The American South has a long and complex history of resilience and destruction; however, which history is remembered is a more difficult matter. Much of it has been overgrown and largely forgotten by the majority of its residents. After nearly fifteen years of work, Jessica Ingram’s new book aims to tell some of the stories of the South. With Road Through Midnight, Ingram seeks to memorialize the stories of oppression, violence and hope that she came across as she worked across the southern United States.

The book’s central premise is simple. It wants to share the stories and trauma that people of color experienced throughout the South through photography and an archive of primary source documents. Many pivotal locations of the Civil Rights Movement are overgrown or unmarked. Ingram traveled throughout the South, interviewing descendants and family members of the victims she was to memorialize while photographing the locations where these harrowing events took place. For example, Ingram tells the story of Vernon Dahmer, a prominent Mississippi civil rights activist, who was murdered by the KKK in 1966 for registering other Black Americans to vote. In his memorial, she includes photographs of the spot where his house once stood, before it was burnt down by Klansmen. 

The question of who and what is deserving of memorialization is a precarious subject in America, especially regarding Southern history. Regardless, Ingram is unwavering in her belief that the memorials of trauma and progress are the monuments that should be respected and funded today. 

When asked about Confederate Monuments and their role in the South’s history, Ingram stated that we “have to work against racism in all of its forms,” and that it can be very “restorative to rip a [racist monument] down.” She stressed just “how important… a memorial is” in how we view our history, as what we remember is driven by what we display. 

Ingram herself grew up in Nashville, Tennessee, where from a young age, she saw the statue of a confederate general and first grand wizard of the KKK, Nathan Bedford Forrest. Growing up with a symbol of the confederacy and racist violence in one’s hometown is a commonality in many parts of the South, yet many of the important sites that Ingram details in Road Through Midnight do not even have a plaque, let alone a twenty-five-foot statue.

Unquestionably, the traumas and horrors of racial violence and injustice are not remnants of America’s distant past. Just this past August, the horrific video of Jacob Blake being shot in the back seven times by a police officer in Kenosha proves that the issues of racial justice and systemic racism are as prevalent now as they have ever been. In light of this, Road Through Midnight may offer some insight into where we have been as a nation and what the histories of today’s problems look like. Ingram draws a comparison between figures memorialized in her book and contemporary victims of racial violence, pointing out the stark parallels between Breonna Taylor and Vernon Dahmers, or between Trayvon Martin and Isaiah Moore. Ingram believes that by changing who and what we memorialize, we can begin to educate ourselves and confront the American culture of systemic racism.

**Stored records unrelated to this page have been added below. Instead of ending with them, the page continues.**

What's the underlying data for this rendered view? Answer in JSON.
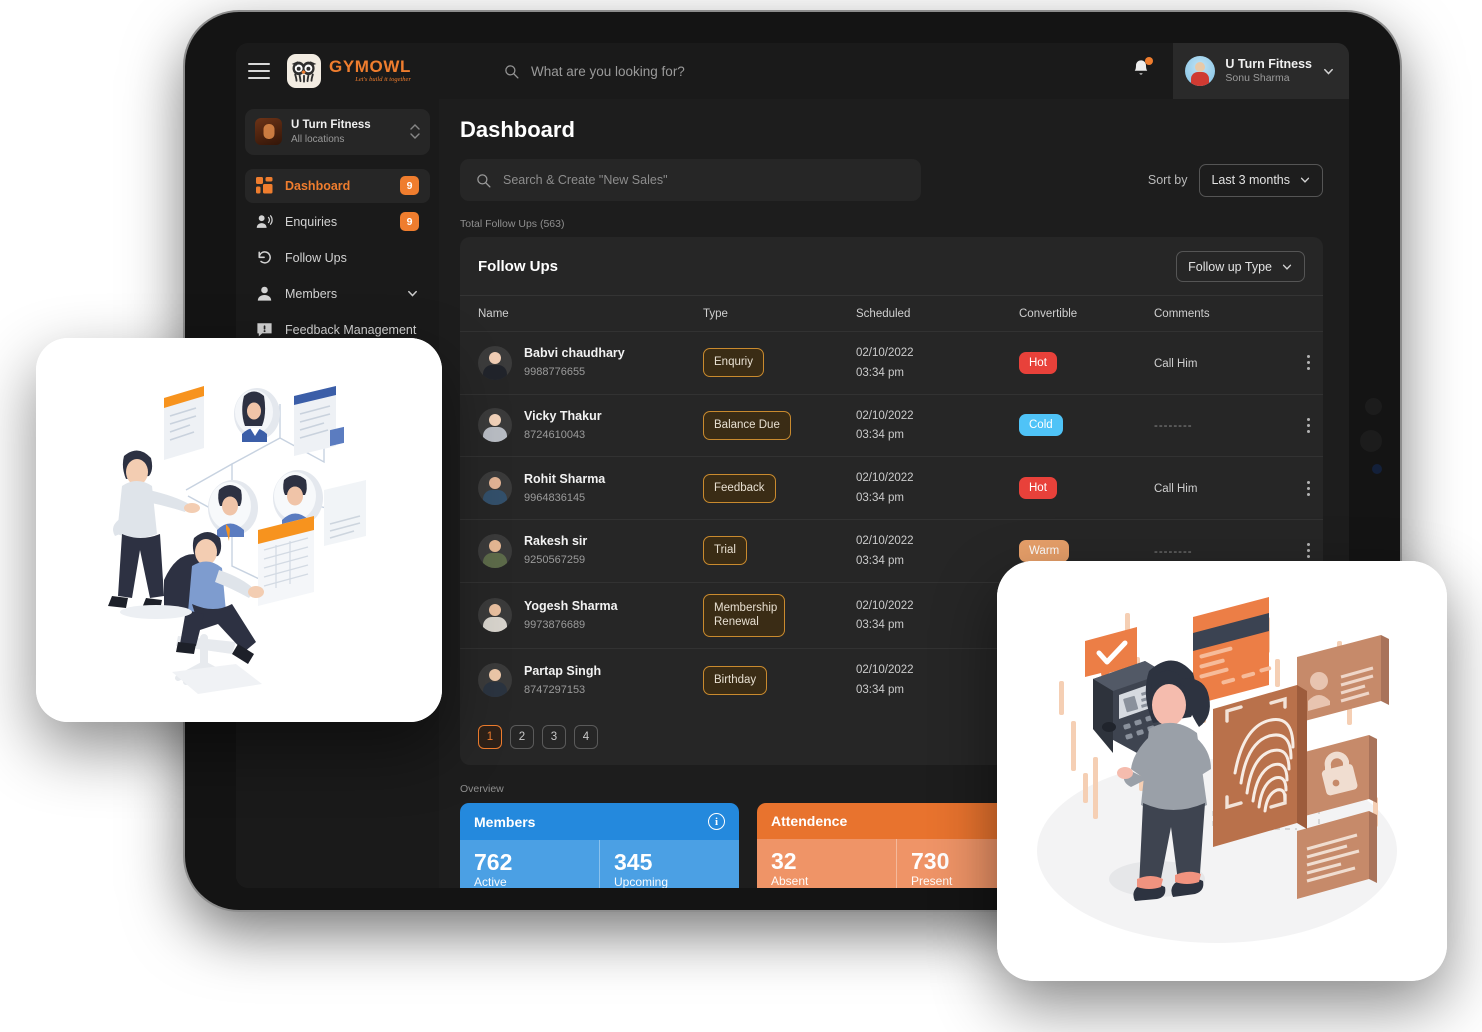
{
  "topbar": {
    "menu_icon": "hamburger-icon",
    "logo_name": "GYMOWL",
    "logo_tagline": "Let's build it together",
    "search_placeholder": "What are you looking for?",
    "search_icon": "search-icon",
    "bell_icon": "notification-bell-icon",
    "profile_name": "U Turn Fitness",
    "profile_user": "Sonu Sharma",
    "profile_chevron": "chevron-down-icon"
  },
  "sidebar": {
    "gym_name": "U Turn Fitness",
    "gym_location": "All locations",
    "switch_icon": "chevron-up-down-icon",
    "items": [
      {
        "label": "Dashboard",
        "icon": "grid-dashboard-icon",
        "badge": "9",
        "active": true,
        "chevron": ""
      },
      {
        "label": "Enquiries",
        "icon": "person-speaking-icon",
        "badge": "9",
        "active": false,
        "chevron": ""
      },
      {
        "label": "Follow Ups",
        "icon": "refresh-back-icon",
        "badge": "",
        "active": false,
        "chevron": ""
      },
      {
        "label": "Members",
        "icon": "person-icon",
        "badge": "",
        "active": false,
        "chevron": "chevron-down-icon"
      },
      {
        "label": "Feedback Management",
        "icon": "feedback-alert-icon",
        "badge": "",
        "active": false,
        "chevron": ""
      }
    ]
  },
  "main": {
    "page_title": "Dashboard",
    "search_placeholder": "Search & Create \"New Sales\"",
    "search_icon": "search-icon",
    "sort_label": "Sort by",
    "sort_value": "Last 3 months",
    "total_label": "Total Follow Ups (563)",
    "panel_title": "Follow Ups",
    "panel_filter": "Follow up Type",
    "columns": [
      "Name",
      "Type",
      "Scheduled",
      "Convertible",
      "Comments"
    ],
    "rows": [
      {
        "name": "Babvi chaudhary",
        "phone": "9988776655",
        "type": "Enquriy",
        "date": "02/10/2022",
        "time": "03:34 pm",
        "convertible": "Hot",
        "convertible_color": "#e8413a",
        "comment": "Call Him",
        "avatar_skin": "#f0cdb4",
        "avatar_cloth": "#21242b"
      },
      {
        "name": "Vicky Thakur",
        "phone": "8724610043",
        "type": "Balance Due",
        "date": "02/10/2022",
        "time": "03:34 pm",
        "convertible": "Cold",
        "convertible_color": "#4fc3f7",
        "comment": "--------",
        "avatar_skin": "#f2d3ba",
        "avatar_cloth": "#b9bdc4"
      },
      {
        "name": "Rohit Sharma",
        "phone": "9964836145",
        "type": "Feedback",
        "date": "02/10/2022",
        "time": "03:34 pm",
        "convertible": "Hot",
        "convertible_color": "#e8413a",
        "comment": "Call Him",
        "avatar_skin": "#e3b495",
        "avatar_cloth": "#33506b"
      },
      {
        "name": "Rakesh sir",
        "phone": "9250567259",
        "type": "Trial",
        "date": "02/10/2022",
        "time": "03:34 pm",
        "convertible": "Warm",
        "convertible_color": "#e8a06a",
        "comment": "--------",
        "avatar_skin": "#e6b894",
        "avatar_cloth": "#5d6b4a"
      },
      {
        "name": "Yogesh Sharma",
        "phone": "9973876689",
        "type": "Membership Renewal",
        "date": "02/10/2022",
        "time": "03:34 pm",
        "convertible": "",
        "convertible_color": "",
        "comment": "",
        "avatar_skin": "#e9c0a0",
        "avatar_cloth": "#d8d4cd"
      },
      {
        "name": "Partap Singh",
        "phone": "8747297153",
        "type": "Birthday",
        "date": "02/10/2022",
        "time": "03:34 pm",
        "convertible": "",
        "convertible_color": "",
        "comment": "",
        "avatar_skin": "#edc8a9",
        "avatar_cloth": "#2b3440"
      }
    ],
    "pages": [
      "1",
      "2",
      "3",
      "4"
    ],
    "overview_label": "Overview",
    "cards": [
      {
        "title": "Members",
        "info_icon": "info-icon",
        "cells": [
          {
            "value": "762",
            "label": "Active"
          },
          {
            "value": "345",
            "label": "Upcoming"
          }
        ]
      },
      {
        "title": "Attendence",
        "info_icon": "",
        "cells": [
          {
            "value": "32",
            "label": "Absent"
          },
          {
            "value": "730",
            "label": "Present"
          }
        ]
      }
    ]
  },
  "illustrations": {
    "left": "isometric-org-chart-team-illustration",
    "right": "isometric-biometric-attendance-illustration"
  },
  "colors": {
    "accent": "#ef7d2e",
    "hot": "#e8413a",
    "cold": "#4fc3f7",
    "warm": "#e8a06a",
    "members_card": "#2489dd",
    "attendance_card": "#e8732e"
  }
}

Ultimately, as Duke students, in a state with a Confederate past, we have a duty to understand the history of where we live and work. There are nondescript sites scattered throughout the South that one might never give a second glance, yet these sites are critically important in the American narrative of racial injustice. The visceral stories told in Road Through Midnight serve as important capsules of emotion and trauma, critical for our understanding of the United States’s complex history.

Ingram hopes that her Road Through Midnight will do more than educate. At the very least, she wants to inspire her audience to take action and work to dismantle the systems of racial injustice that continue to exist in this nation today.

Editor's note: This article has been updated to include that "Road Through Midnight" was co-published by CDS and UNC Press.